Kira Puru and the Bruise
Having spent 2011 touring solidly, Newcastle outfit Kira Puru & the Bruise are hitting the road once more for their ‘When All Your Love is Not Enough’ single tour. Pearl Davies spoke with Puru about fashion, touring and the digital age.
You were supporting the Snowdroppers in Newcastle when I saw you perform live. What musicians do you listen to and learn from?I think people probably expect my taste tobe more traditional and retro, but a lot of the stuff I listen to is contemporary. I love Jeff Buckley, Nick Cave, The White Stripes, The Yeah Yeah Yeah’s, Arctic Monkeys. I’m listening to a lot of Sharon Van Etten at the moment — she’s a great songwriter. Portis head and Radiohead are major influences. Of course I’m influenced by Etta James and Nina Simone and those old-school divas. But, musically, I listen to a lot of contemporary stuff.
I’ve noticed that in your dress sense and style, you tend to go for a more traditional, old-school fashion: Originally it was just a style I really liked —I’d been doing it for years and years. But that’s all starting to change now. I guess I’m trying to re-invent myself. I think a lot of people are expecting a different style of music from us because of how I present myself. But of course the ladies of that era are definitively beautiful and they did do something to inspire me.
You always seem to have a glass of red wine in your hand when you perform — is that a comfort thing? It originally started because I used to play keys in the band and I stopped that because I wanted to focus more on my singing. I felt naked without having something in my hand, so it is a comfort thing, but I am a girl who likes to drink. [laughs]
‘When All Your Love is Not Enough’ — what’s it about? It’s basically about the end stage of your relationship and how hard that is… trying to find a way to make things work when you feel like there’s no salvaging [it]. It’s the despondent feeling that you get in your heart when something’s ending and there’s nothing much you can do about it. It’s about relationships — the shit part.
What are your thoughts on the illegal downloading of music? Well, with any band, you need money to tour; you need money to do a decent recording that reflects who you are. To know that there are people out there stealing something that you could be making money on is infuriating. It’s basically impossible for any musician at this level to survive off music alone so all the musicians that I know are in a constant struggle to make enough money to be a musician. They have to have another career and other skill sets. This then doesn’t leave enough time for them to put 100 per cent into their music. It’s just the way that it is and I don’t think there’s anything we can do to stop that happening— all we can really do is embrace that change. If you think the music is worthwhile, it’s worth buying. Personally, if I downloaded music and loved it I would go out and buy it. If people like what you do they’ll come and see a show or buy the album.

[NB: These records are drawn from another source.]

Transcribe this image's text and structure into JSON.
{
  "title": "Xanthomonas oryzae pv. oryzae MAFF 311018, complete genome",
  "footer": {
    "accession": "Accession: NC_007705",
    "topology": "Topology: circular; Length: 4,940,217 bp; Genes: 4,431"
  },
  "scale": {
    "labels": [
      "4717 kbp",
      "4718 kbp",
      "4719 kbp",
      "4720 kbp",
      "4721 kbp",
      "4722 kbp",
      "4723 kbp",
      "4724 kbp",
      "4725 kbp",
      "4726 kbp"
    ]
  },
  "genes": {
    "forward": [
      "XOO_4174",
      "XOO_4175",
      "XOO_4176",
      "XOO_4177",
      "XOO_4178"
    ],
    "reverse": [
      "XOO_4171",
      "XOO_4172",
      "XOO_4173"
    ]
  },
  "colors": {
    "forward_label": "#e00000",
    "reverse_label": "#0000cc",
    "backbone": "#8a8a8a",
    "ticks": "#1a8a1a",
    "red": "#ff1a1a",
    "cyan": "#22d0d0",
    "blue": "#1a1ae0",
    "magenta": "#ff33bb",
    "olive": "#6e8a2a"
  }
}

What do you like best about your touring? Well, when I come back from a tour I feel stagnant and bored. It’s pretty inspiring travelling the country, meeting new people and seeing new faces. Before the band, I hadn’t travelled that much, and I’m actually quite fond of it and the three guys, whom I love to death. Some of the best times I’ve had [have been] with them and I think they understand me — an amazing quality. When you’re on the road for 12 hours at a time, you can’t escape smelling and seeing each other, whether you like it or not. We’ve met some amazing people, some great bands and, well, I like drinking! [laughs]
Kira Puru & The Bruise perform at the Cambridge Hotel, Newcastle, on Friday April 13 with The Preachers, Boat friends and Steve Smyth.